Tulu 3.1 8 B Super Nova Smart G G U F
QuantFactoryIntroduction
The Tulu-3.1-8B-SuperNova-Smart-GGUF model is a quantized version of the original Tulu-3.1-8B-SuperNova-Smart, created using the llama.cpp framework. It is developed by merging multiple pre-trained language models with the help of mergekit.
Architecture
The model is constructed by merging two base models: bunnycore/Tulu-3.1-8B-SuperNova
and bunnycore/Llama-3.1-8b-smart-lora
. The merging process utilizes the passthrough method, combining features and capabilities of both models to enhance performance and versatility. The model operates with a bfloat16
data type.
Training
The Tulu-3.1-8B-SuperNova-Smart-GGUF is not trained from scratch but is a result of merging pre-trained models. This approach leverages the strengths of each individual model to produce a more robust and efficient language model.
Guide: Running Locally
To run the Tulu-3.1-8B-SuperNova-Smart-GGUF model locally, follow these steps:
- Clone the Repository: Begin by cloning the model repository from Hugging Face.

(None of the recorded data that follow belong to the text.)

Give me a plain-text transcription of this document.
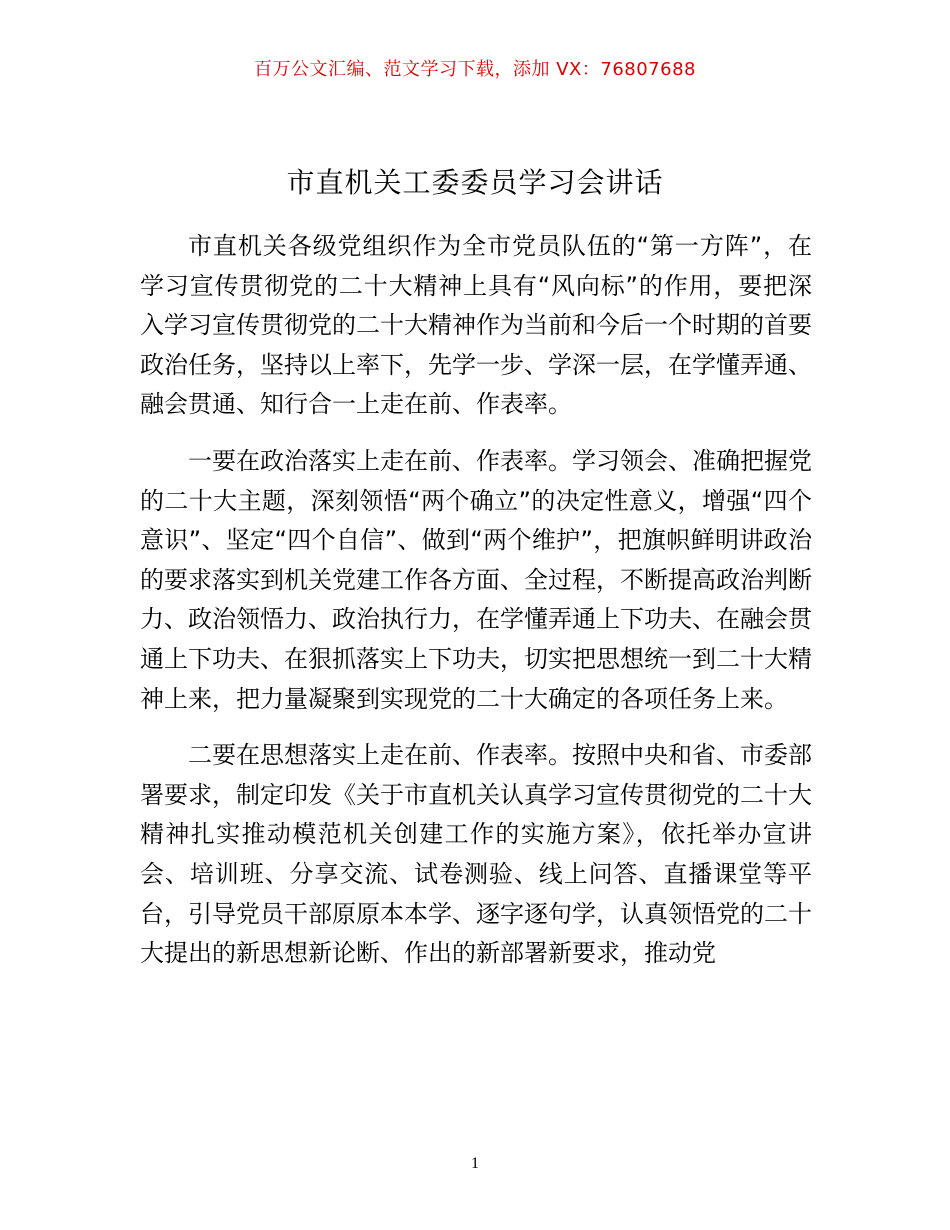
百万公文汇编、范文学习下载，添加 VX：76807688
市直机关工委委员学习会讲话

市直机关各级党组织作为全市党员队伍的“第一方阵”，在学习宣传贯彻党的二十大精神上具有“风向标”的作用，要把深入学习宣传贯彻党的二十大精神作为当前和今后一个时期的首要政治任务，坚持以上率下，先学一步、学深一层，在学懂弄通、融会贯通、知行合一上走在前、作表率。

一要在政治落实上走在前、作表率。学习领会、准确把握党的二十大主题，深刻领悟“两个确立”的决定性意义，增强“四个意识”、坚定“四个自信”、做到“两个维护”，把旗帜鲜明讲政治的要求落实到机关党建工作各方面、全过程，不断提高政治判断力、政治领悟力、政治执行力，在学懂弄通上下功夫、在融会贯通上下功夫、在狠抓落实上下功夫，切实把思想统一到二十大精神上来，把力量凝聚到实现党的二十大确定的各项任务上来。

二要在思想落实上走在前、作表率。按照中央和省、市委部署要求，制定印发《关于市直机关认真学习宣传贯彻党的二十大精神扎实推动模范机关创建工作的实施方案》，依托举办宣讲会、培训班、分享交流、试卷测验、线上问答、直播课堂等平台，引导党员干部原原本本学、逐字逐句学，认真领悟党的二十大提出的新思想新论断、作出的新部署新要求，推动党

1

- Install Dependencies: Ensure that you have
transformers
and any other necessary libraries installed. - Load and Run the Model: Use a script to load and interact with the model, possibly requiring to set up a suitable environment like Python 3.8+.

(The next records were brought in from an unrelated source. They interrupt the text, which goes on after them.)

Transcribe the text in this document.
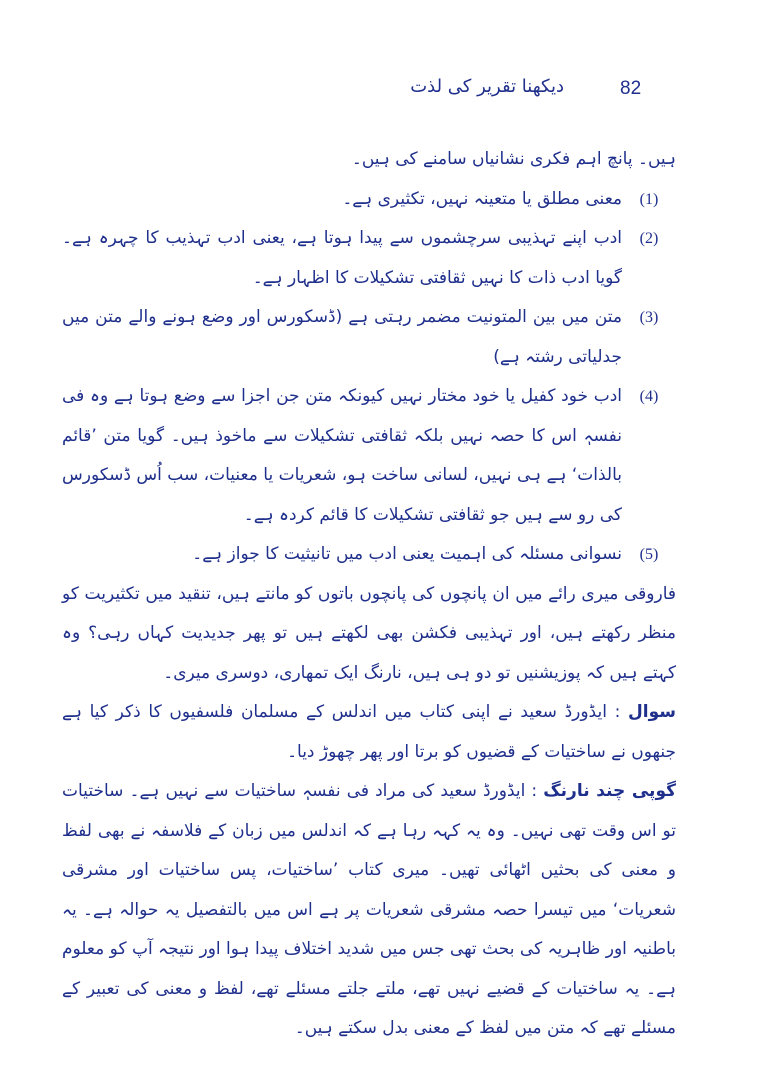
82
دیکھنا تقریر کی لذت

ہیں۔ پانچ اہم فکری نشانیاں سامنے کی ہیں۔

(1)
معنی مطلق یا متعینہ نہیں، تکثیری ہے۔
(2)
ادب اپنے تہذیبی سرچشموں سے پیدا ہوتا ہے، یعنی ادب تہذیب کا چہرہ ہے۔ گویا ادب ذات کا نہیں ثقافتی تشکیلات کا اظہار ہے۔
(3)
متن میں بین المتونیت مضمر رہتی ہے (ڈسکورس اور وضع ہونے والے متن میں جدلیاتی رشتہ ہے)
(4)
ادب خود کفیل یا خود مختار نہیں کیونکہ متن جن اجزا سے وضع ہوتا ہے وہ فی نفسہٖ اس کا حصہ نہیں بلکہ ثقافتی تشکیلات سے ماخوذ ہیں۔ گویا متن ’قائم بالذات‘ ہے ہی نہیں، لسانی ساخت ہو، شعریات یا معنیات، سب اُس ڈسکورس کی رو سے ہیں جو ثقافتی تشکیلات کا قائم کردہ ہے۔
(5)
نسوانی مسئلہ کی اہمیت یعنی ادب میں تانیثیت کا جواز ہے۔

فاروقی میری رائے میں ان پانچوں کی پانچوں باتوں کو مانتے ہیں، تنقید میں تکثیریت کو منظر رکھتے ہیں، اور تہذیبی فکشن بھی لکھتے ہیں تو پھر جدیدیت کہاں رہی؟ وہ کہتے ہیں کہ پوزیشنیں تو دو ہی ہیں، نارنگ ایک تمھاری، دوسری میری۔

سوال : ایڈورڈ سعید نے اپنی کتاب میں اندلس کے مسلمان فلسفیوں کا ذکر کیا ہے جنھوں نے ساختیات کے قضیوں کو برتا اور پھر چھوڑ دیا۔

گوپی چند نارنگ : ایڈورڈ سعید کی مراد فی نفسہٖ ساختیات سے نہیں ہے۔ ساختیات تو اس وقت تھی نہیں۔ وہ یہ کہہ رہا ہے کہ اندلس میں زبان کے فلاسفہ نے بھی لفظ و معنی کی بحثیں اٹھائی تھیں۔ میری کتاب ’ساختیات، پس ساختیات اور مشرقی شعریات‘ میں تیسرا حصہ مشرقی شعریات پر ہے اس میں بالتفصیل یہ حوالہ ہے۔ یہ باطنیہ اور ظاہریہ کی بحث تھی جس میں شدید اختلاف پیدا ہوا اور نتیجہ آپ کو معلوم ہے۔ یہ ساختیات کے قضیے نہیں تھے، ملتے جلتے مسئلے تھے، لفظ و معنی کی تعبیر کے مسئلے تھے کہ متن میں لفظ کے معنی بدل سکتے ہیں۔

- Utilize Cloud GPUs: For optimal performance, consider using cloud services such as AWS, Google Cloud, or Azure to access GPUs, which can significantly speed up model inference.
License
The model is distributed under a specific license, which should be reviewed to understand usage rights and restrictions. Please refer to the model's Hugging Face page for detailed licensing information.